Bloß nicht alles Private verbieten
29.06.12 | Interessanter Artikel bei Karriere-Spiegel

Mal dezent, mal voller Plüschtiere - der Mensch richtet sich auch im Büro gern häuslich ein. Designstudenten haben weltweit 700 Arbeitsplätze fotografiert. Auffällig: Asiaten mögen's kitschig, Europäer eher karg. Und jedes Klischee über Frauen und Männer stimmt.

Seit einem Jahr sitzt Elena Rovati auf der anderen Seite, an ihrem eigenen Schreibtisch im Büro eines Telekommunikationsriesen in Berlin. Sie schaut auf die vielen Verpackungen, die sie gesammelt hat, auf das italienische Magazin, in dem sie zur Inspiration und gegen das Heimweh blättert, und die mitgebrachten Dosen mit Essen. Sie weiß dann: dieser Verpackungsfimmel - typisch Designerin. Diese Sammelei - typisch Frau. Und selbstgekochtes Essen von zu Hause mitbringen - typisch italienisch.

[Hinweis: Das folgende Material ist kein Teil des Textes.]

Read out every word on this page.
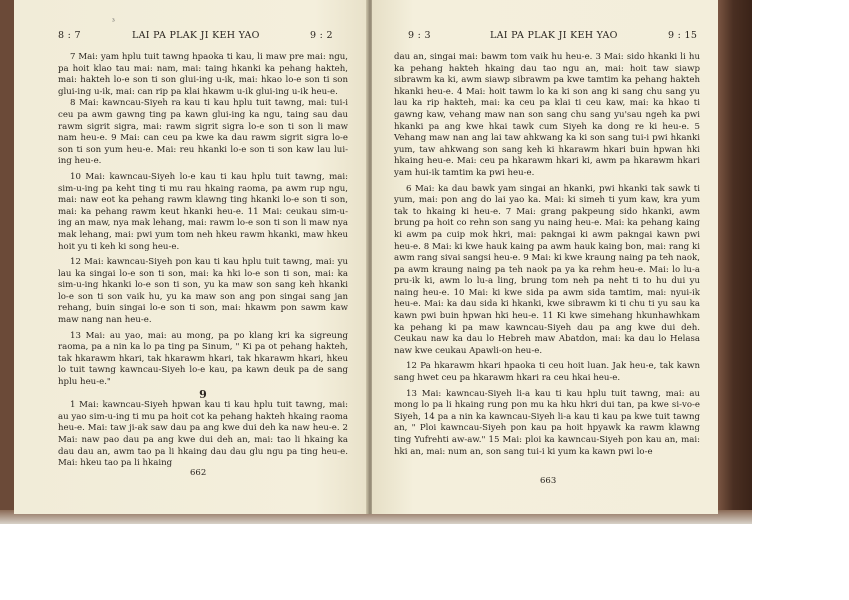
8 : 7	LAI PA PLAK JI KEH YAO	9 : 2
³

7 Mai: yam hplu tuit tawng hpaoka ti kau, li maw pre mai: ngu, pa hoit klao tau mai: nam, mai: taing hkanki ka pehang hakteh, mai: hakteh lo-e son ti son glui-ing u-ik, mai: hkao lo-e son ti son glui-ing u-ik, mai: can rip pa klai hkawm u-ik glui-ing u-ik heu-e.

8 Mai: kawncau-Siyeh ra kau ti kau hplu tuit tawng, mai: tui-i ceu pa awm gawng ting pa kawn glui-ing ka ngu, taing sau dau rawm sigrit sigra, mai: rawm sigrit sigra lo-e son ti son li maw nam heu-e. 9 Mai: can ceu pa kwe ka dau rawm sigrit sigra lo-e son ti son yum heu-e. Mai: reu hkanki lo-e son ti son kaw lau lui-ing heu-e.

10 Mai: kawncau-Siyeh lo-e kau ti kau hplu tuit tawng, mai: sim-u-ing pa keht ting ti mu rau hkaing raoma, pa awm rup ngu, mai: naw eot ka pehang rawm klawng ting hkanki lo-e son ti son, mai: ka pehang rawm keut hkanki heu-e. 11 Mai: ceukau sim-u-ing an maw, nya mak lehang, mai: rawm lo-e son ti son li maw nya mak lehang, mai: pwi yum tom neh hkeu rawm hkanki, maw hkeu hoit yu ti keh ki song heu-e.

12 Mai: kawncau-Siyeh pon kau ti kau hplu tuit tawng, mai: yu lau ka singai lo-e son ti son, mai: ka hki lo-e son ti son, mai: ka sim-u-ing hkanki lo-e son ti son, yu ka maw son sang keh hkanki lo-e son ti son vaik hu, yu ka maw son ang pon singai sang jan rehang, buin singai lo-e son ti son, mai: hkawm pon sawm kaw maw nang nan heu-e.

13 Mai: au yao, mai: au mong, pa po klang kri ka sigreung raoma, pa a nin ka lo pa ting pa Sinum, " Ki pa ot pehang hakteh, tak hkarawm hkari, tak hkarawm hkari, tak hkarawm hkari, hkeu lo tuit tawng kawncau-Siyeh lo-e kau, pa kawn deuk pa de sang hplu heu-e."

9

1 Mai: kawncau-Siyeh hpwan kau ti kau hplu tuit tawng, mai: au yao sim-u-ing ti mu pa hoit cot ka pehang hakteh hkaing raoma heu-e. Mai: taw ji-ak saw dau pa ang kwe dui deh ka naw heu-e. 2 Mai: naw pao dau pa ang kwe dui deh an, mai: tao li hkaing ka dau dau an, awm tao pa li hkaing dau dau glu ngu pa ting heu-e. Mai: hkeu tao pa li hkaing

662
9 : 3	LAI PA PLAK JI KEH YAO	9 : 15

dau an, singai mai: bawm tom vaik hu heu-e. 3 Mai: sido hkanki li hu ka pehang hakteh hkaing dau tao ngu an, mai: hoit taw siawp sibrawm ka ki, awm siawp sibrawm pa kwe tamtim ka pehang hakteh hkanki heu-e. 4 Mai: hoit tawm lo ka ki son ang ki sang chu sang yu lau ka rip hakteh, mai: ka ceu pa klai ti ceu kaw, mai: ka hkao ti gawng kaw, vehang maw nan son sang chu sang yu'sau ngeh ka pwi hkanki pa ang kwe hkai tawk cum Siyeh ka dong re ki heu-e. 5 Vehang maw nan ang lai taw ahkwang ka ki son sang tui-i pwi hkanki yum, taw ahkwang son sang keh ki hkarawm hkari buin hpwan hki hkaing heu-e. Mai: ceu pa hkarawm hkari ki, awm pa hkarawm hkari yam hui-ik tamtim ka pwi heu-e.

6 Mai: ka dau bawk yam singai an hkanki, pwi hkanki tak sawk ti yum, mai: pon ang do lai yao ka. Mai: ki simeh ti yum kaw, kra yum tak to hkaing ki heu-e. 7 Mai: grang pakpeung sido hkanki, awm brung pa hoit co rehn son sang yu naing heu-e. Mai: ka pehang kaing ki awm pa cuip mok hkri, mai: pakngai ki awm pakngai kawn pwi heu-e. 8 Mai: ki kwe hauk kaing pa awm hauk kaing bon, mai: rang ki awm rang sivai sangsi heu-e. 9 Mai: ki kwe kraung naing pa teh naok, pa awm kraung naing pa teh naok pa ya ka rehm heu-e. Mai: lo lu-a pru-ik ki, awm lo lu-a ling, brung tom neh pa neht ti to hu dui yu naing heu-e. 10 Mai: ki kwe sida pa awm sida tamtim, mai: nyui-ik heu-e. Mai: ka dau sida ki hkanki, kwe sibrawm ki ti chu ti yu sau ka kawn pwi buin hpwan hki heu-e. 11 Ki kwe simehang hkunhawhkam ka pehang ki pa maw kawncau-Siyeh dau pa ang kwe dui deh. Ceukau naw ka dau lo Hebreh maw Abatdon, mai: ka dau lo Helasa naw kwe ceukau Apawli-on heu-e.

12 Pa hkarawm hkari hpaoka ti ceu hoit luan. Jak heu-e, tak kawn sang hwet ceu pa hkarawm hkari ra ceu hkai heu-e.

13 Mai: kawncau-Siyeh li-a kau ti kau hplu tuit tawng, mai: au mong lo pa li hkaing rung pon mu ka hku hkri dui tan, pa kwe si-vo-e Siyeh, 14 pa a nin ka kawncau-Siyeh li-a kau ti kau pa kwe tuit tawng an, " Ploi kawncau-Siyeh pon kau pa hoit hpyawk ka rawm klawng ting Yufrehti aw-aw." 15 Mai: ploi ka kawncau-Siyeh pon kau an, mai: hki an, mai: num an, son sang tui-i ki yum ka kawn pwi lo-e

663
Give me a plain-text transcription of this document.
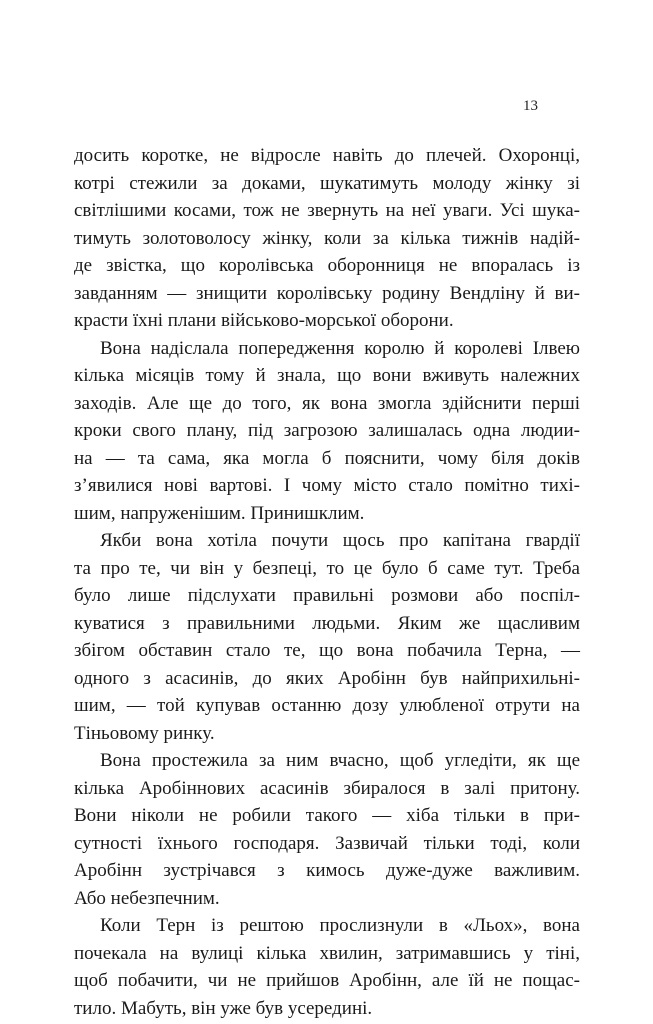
13
досить коротке, не відросле навіть до плечей. Охоронці,
котрі стежили за доками, шукатимуть молоду жінку зі
світлішими косами, тож не звернуть на неї уваги. Усі шука-
тимуть золотоволосу жінку, коли за кілька тижнів надій-
де звістка, що королівська оборонниця не впоралась із
завданням — знищити королівську родину Вендліну й ви-
красти їхні плани військово-морської оборони.
Вона надіслала попередження королю й королеві Ілвею
кілька місяців тому й знала, що вони вживуть належних
заходів. Але ще до того, як вона змогла здійснити перші
кроки свого плану, під загрозою залишалась одна людии-
на — та сама, яка могла б пояснити, чому біля доків
з’явилися нові вартові. І чому місто стало помітно тихі-
шим, напруженішим. Принишклим.
Якби вона хотіла почути щось про капітана гвардії
та про те, чи він у безпеці, то це було б саме тут. Треба
було лише підслухати правильні розмови або поспіл-
куватися з правильними людьми. Яким же щасливим
збігом обставин стало те, що вона побачила Терна, —
одного з асасинів, до яких Аробінн був найприхильні-
шим, — той купував останню дозу улюбленої отрути на
Тіньовому ринку.
Вона простежила за ним вчасно, щоб угледіти, як ще
кілька Аробіннових асасинів збиралося в залі притону.
Вони ніколи не робили такого — хіба тільки в при-
сутності їхнього господаря. Зазвичай тільки тоді, коли
Аробінн зустрічався з кимось дуже-дуже важливим.
Або небезпечним.
Коли Терн із рештою прослизнули в «Льох», вона
почекала на вулиці кілька хвилин, затримавшись у тіні,
щоб побачити, чи не прийшов Аробінн, але їй не пощас-
тило. Мабуть, він уже був усередині.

Sie weiß das so genau, weil sie monatelang die Schreibtische anderer analysiert hat. Rovati zog mit ihrer Kamera durch ein Dutzend italienische Callcenter, Banken, Verwaltungen und Designbüros, fotografierte Schreibtische aus allen möglichen Winkeln und stellte Fragen: Seit wann arbeiten Sie hier? Welches Ding auf Ihrem Tisch würden Sie am meisten vermissen, welches gar nicht? Dann zählte sie die Objekte auf jedem Schreibtisch mit einer Strichliste. "Man merkt, wenn jemand viele Jahre in einem Büro arbeitet", sagt Rovati. Die Menschen richten sich dann ein.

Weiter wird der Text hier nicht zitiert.